Pelatihan Jurnalis dengan kedamaian

Pelatihan memotret dan menulis berita.( dok: SJP)
Pelatihan memotret dan menulis berita.( dok: SJP)

PUGER – Banyak cara meredam konflik. Menggunakan media foto dan tulisan pun, juga dinilai mampu meredam sebuah konflik.

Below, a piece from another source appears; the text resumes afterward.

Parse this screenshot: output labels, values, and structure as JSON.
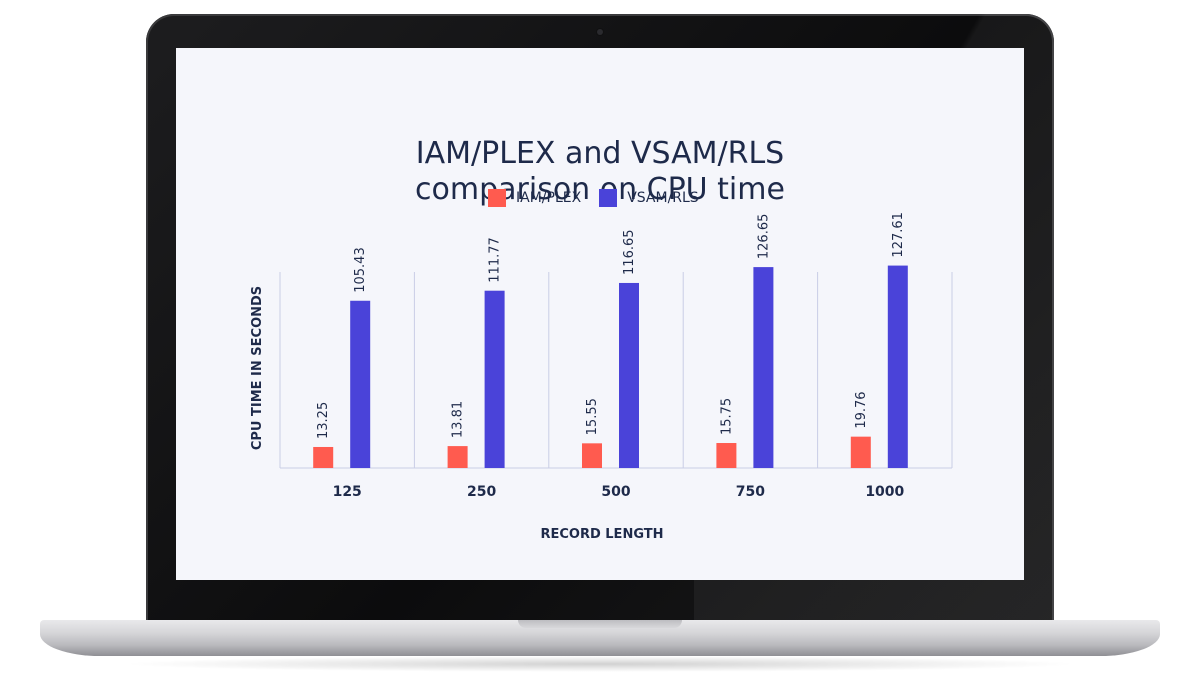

Karenanya, Lakpesdam NU Jatim sengaja mengundang puluhan pemuda di Puger, mengikuti pelatihan memotret dan menulis berita.

Yeni, penanggungjawab kegiatan menjelaskan, kegiatan yang digelar di Aula Kecamatan Puger, itu digelar untuk membentuk karakter jurnalis warga pro perdamaian. “Kami ingin mereka menjadi kader jurnalis yang karyanya mampu meredam konflik,” ujarnya.

Memilih Puger dinilainya cukup realistis, karena di wilayah tersebut tercatat sering terjadi konflik dengan berbagai latar belakang masalah. “Konflik pabrik semen hingga agama, juga pernah terjadi di Puger,” tuturnya.

Padahal jika dikaji secara ilmiah, para pelaku konflik di Puger lebih condong tidak mengerti persoalan yang sebenarnya. “Mereka seperti ikut-ikutan saja. Bahkan, pelaku konflik juga banyak dari luar Puger,” ungkapnya.

Supaya persoalan demikian tidak kembali terjadi di Puger, mereka berharap puluhan peserta diklat mampu menjadi insan jurnalis yang bisa menyuguhkan berita perdamaian. “Harapannya begitu, ada wartawan warga yang menjadi guru damai,” urainya.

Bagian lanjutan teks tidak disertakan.